Avant qu'Internet décide de tout rebaptiser à l'aide du suffixe « core » , il y avait la classique esthétique Post-Apocalyptic déjà recensée par Aesthetics Wiki, bible des esthétiques web. Les motifs qui reviennent : des villes dévastées, des arbres sans feuilles, des carcasses de voitures en feu, des devantures de magasins brisées, des silhouettes éparses et décharnées, des portes de bunkers qui claquent et de l'artillerie rouillée. La gamme chromatique donne dans le marron ou le gris, et quand elle s'élargit au jaune, il est forcément un peu sale.

Le distopiacore pioche aussi dans toutes les formes fictionnelles de la pop culture, que l'on adore dans toutes leurs déclinaisons.

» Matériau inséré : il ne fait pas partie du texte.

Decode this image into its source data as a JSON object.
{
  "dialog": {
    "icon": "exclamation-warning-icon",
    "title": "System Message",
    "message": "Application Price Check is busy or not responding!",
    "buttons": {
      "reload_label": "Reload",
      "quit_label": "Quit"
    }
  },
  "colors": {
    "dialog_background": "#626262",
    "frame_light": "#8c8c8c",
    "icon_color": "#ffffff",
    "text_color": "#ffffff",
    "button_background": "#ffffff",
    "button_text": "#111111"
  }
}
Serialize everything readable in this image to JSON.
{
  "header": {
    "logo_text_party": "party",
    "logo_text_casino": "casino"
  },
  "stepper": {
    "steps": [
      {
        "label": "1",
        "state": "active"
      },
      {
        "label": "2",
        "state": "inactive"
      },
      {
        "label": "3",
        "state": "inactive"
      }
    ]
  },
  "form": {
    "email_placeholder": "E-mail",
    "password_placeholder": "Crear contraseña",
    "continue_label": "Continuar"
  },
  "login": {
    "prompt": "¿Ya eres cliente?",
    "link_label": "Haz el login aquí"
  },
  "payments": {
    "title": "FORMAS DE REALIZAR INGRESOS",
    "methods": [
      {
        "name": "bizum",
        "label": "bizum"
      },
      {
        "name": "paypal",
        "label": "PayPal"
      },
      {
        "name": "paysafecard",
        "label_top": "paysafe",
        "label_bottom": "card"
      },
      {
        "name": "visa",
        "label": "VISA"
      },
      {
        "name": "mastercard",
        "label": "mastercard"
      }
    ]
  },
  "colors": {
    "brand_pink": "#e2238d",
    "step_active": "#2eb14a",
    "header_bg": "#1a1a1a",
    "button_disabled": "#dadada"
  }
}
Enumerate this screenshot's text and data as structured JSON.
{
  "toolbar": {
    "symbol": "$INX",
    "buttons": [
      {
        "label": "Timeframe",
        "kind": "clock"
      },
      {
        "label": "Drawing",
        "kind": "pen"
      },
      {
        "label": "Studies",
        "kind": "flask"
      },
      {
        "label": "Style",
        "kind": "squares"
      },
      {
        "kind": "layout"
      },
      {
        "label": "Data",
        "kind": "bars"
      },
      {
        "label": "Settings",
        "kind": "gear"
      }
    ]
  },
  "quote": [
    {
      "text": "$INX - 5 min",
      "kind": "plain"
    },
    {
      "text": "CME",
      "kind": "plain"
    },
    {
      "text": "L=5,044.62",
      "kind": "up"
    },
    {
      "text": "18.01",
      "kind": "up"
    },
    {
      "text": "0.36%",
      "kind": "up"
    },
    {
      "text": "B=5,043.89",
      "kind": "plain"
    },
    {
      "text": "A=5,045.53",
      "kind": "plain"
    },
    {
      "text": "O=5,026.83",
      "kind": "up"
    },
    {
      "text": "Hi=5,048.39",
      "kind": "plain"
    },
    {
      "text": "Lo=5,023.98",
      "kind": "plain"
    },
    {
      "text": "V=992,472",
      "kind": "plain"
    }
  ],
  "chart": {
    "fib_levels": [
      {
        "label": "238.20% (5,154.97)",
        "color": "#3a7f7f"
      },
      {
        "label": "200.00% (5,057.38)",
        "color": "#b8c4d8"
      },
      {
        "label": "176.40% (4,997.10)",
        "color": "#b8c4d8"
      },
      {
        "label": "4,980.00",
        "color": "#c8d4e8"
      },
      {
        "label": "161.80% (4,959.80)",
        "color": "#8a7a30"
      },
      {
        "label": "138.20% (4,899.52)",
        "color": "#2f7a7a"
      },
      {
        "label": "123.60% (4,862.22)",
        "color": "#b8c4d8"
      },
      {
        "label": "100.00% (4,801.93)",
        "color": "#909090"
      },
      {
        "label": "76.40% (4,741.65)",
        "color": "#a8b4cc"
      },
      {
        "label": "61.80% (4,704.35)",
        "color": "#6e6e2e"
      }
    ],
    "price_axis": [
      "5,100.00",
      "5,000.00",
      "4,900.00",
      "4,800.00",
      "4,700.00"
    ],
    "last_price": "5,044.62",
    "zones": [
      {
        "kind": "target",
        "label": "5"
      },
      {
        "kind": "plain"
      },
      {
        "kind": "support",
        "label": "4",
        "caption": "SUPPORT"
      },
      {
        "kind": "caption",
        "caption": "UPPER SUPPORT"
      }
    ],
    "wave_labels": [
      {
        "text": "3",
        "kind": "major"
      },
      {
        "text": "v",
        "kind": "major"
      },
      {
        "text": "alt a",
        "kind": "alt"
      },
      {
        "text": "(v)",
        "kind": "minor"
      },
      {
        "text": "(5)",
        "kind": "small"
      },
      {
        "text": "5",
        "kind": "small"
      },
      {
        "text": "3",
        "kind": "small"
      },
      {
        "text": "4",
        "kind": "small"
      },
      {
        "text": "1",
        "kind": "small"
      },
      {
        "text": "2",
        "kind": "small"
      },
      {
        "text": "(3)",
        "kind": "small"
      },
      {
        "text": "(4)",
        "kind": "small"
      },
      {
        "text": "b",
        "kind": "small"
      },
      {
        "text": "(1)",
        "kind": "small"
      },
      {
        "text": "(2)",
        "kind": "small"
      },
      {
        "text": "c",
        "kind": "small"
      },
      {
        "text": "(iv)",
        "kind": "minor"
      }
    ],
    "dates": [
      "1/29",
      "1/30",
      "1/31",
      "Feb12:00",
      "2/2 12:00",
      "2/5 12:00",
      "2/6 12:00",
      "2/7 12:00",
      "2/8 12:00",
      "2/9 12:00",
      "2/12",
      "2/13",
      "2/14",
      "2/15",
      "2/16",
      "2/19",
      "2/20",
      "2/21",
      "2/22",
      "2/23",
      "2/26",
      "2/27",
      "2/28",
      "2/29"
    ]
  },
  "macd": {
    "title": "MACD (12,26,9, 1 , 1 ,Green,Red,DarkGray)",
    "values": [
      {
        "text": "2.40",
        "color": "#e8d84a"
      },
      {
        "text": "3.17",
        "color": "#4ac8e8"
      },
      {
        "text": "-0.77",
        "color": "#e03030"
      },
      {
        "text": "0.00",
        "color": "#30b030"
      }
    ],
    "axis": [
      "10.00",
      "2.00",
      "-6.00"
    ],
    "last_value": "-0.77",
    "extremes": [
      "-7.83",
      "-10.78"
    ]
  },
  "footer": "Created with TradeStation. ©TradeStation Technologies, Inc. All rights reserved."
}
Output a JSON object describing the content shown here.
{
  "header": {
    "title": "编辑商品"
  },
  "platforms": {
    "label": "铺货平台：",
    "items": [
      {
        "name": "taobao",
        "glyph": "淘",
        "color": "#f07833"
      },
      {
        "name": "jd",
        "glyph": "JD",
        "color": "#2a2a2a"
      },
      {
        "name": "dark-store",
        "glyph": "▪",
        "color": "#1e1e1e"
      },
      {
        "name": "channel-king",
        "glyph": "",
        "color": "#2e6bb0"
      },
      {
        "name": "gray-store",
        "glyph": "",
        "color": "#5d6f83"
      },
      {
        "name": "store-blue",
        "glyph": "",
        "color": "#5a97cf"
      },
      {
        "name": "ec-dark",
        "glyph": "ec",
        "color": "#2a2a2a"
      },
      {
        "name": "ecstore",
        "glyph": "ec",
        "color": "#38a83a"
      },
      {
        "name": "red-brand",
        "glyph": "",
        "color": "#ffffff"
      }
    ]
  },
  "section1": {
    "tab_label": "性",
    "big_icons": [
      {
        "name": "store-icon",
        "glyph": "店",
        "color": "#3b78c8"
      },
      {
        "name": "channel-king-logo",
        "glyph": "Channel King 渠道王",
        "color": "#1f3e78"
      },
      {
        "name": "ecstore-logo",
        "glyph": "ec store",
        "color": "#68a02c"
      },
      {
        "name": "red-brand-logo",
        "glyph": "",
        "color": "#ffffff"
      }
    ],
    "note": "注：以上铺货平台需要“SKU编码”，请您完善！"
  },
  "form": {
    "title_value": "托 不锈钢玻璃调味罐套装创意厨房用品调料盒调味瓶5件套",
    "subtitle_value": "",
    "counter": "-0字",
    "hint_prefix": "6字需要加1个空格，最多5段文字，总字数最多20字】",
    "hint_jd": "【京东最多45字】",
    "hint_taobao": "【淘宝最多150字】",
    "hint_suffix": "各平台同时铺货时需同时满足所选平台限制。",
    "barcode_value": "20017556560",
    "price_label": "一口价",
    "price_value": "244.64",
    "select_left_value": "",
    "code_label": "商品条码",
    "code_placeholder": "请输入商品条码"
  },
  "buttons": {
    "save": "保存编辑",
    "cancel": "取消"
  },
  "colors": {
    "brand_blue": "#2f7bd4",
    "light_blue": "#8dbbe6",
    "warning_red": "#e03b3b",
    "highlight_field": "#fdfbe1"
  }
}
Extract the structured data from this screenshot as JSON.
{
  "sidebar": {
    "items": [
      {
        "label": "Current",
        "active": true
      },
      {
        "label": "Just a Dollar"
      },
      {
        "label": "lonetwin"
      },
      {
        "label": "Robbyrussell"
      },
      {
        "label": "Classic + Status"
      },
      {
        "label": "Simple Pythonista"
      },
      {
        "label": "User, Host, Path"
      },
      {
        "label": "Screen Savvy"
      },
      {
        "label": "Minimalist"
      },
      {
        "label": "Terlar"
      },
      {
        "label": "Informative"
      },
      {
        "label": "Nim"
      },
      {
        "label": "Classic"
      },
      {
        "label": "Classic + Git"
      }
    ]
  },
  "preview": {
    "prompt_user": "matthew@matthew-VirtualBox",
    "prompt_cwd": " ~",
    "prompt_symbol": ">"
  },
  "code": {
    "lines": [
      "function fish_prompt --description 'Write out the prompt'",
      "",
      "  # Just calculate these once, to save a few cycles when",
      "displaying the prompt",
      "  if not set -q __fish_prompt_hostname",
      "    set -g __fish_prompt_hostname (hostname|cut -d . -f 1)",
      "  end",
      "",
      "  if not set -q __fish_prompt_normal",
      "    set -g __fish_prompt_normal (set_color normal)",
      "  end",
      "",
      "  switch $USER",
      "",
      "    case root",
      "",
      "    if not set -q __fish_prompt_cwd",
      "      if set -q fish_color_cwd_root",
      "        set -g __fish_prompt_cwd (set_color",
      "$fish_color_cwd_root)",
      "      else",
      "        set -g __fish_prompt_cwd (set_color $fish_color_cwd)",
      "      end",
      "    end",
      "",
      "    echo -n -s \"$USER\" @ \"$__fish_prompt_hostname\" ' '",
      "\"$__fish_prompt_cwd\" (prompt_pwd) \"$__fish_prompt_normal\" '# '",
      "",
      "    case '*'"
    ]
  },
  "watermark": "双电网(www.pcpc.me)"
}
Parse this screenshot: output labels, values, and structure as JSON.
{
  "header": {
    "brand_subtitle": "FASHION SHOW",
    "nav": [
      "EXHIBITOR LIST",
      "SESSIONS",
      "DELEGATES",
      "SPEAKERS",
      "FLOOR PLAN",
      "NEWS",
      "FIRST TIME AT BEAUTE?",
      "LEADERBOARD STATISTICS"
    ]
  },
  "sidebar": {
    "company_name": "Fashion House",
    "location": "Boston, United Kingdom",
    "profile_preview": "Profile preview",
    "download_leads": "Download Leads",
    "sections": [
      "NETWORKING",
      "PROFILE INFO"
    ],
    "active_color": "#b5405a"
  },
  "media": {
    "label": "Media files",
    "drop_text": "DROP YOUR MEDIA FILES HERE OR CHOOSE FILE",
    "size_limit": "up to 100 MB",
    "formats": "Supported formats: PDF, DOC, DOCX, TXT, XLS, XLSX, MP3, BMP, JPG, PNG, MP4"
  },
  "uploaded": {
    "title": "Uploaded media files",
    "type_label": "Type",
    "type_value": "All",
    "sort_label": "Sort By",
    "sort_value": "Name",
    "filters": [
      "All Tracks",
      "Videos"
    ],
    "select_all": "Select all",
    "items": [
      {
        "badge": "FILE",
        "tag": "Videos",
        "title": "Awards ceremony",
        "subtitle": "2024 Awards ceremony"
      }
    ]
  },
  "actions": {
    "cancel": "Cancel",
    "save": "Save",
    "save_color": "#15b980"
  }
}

Les jeux vidéo bien sûr (The Last of Us, Dying Light), les films (Mad Max, I Am Legend, Tank Girl, Bird Box, The Book of Eli), les séries évidemment (Z Nation, Black Summer), mais aussi les anime (Akira, Humanity Has Declined, Desert Punk) et les romans et bandes dessinées (On the Beach, The Postman, The Living and the Dead)... Quitte à parfois sublimer la fin du monde.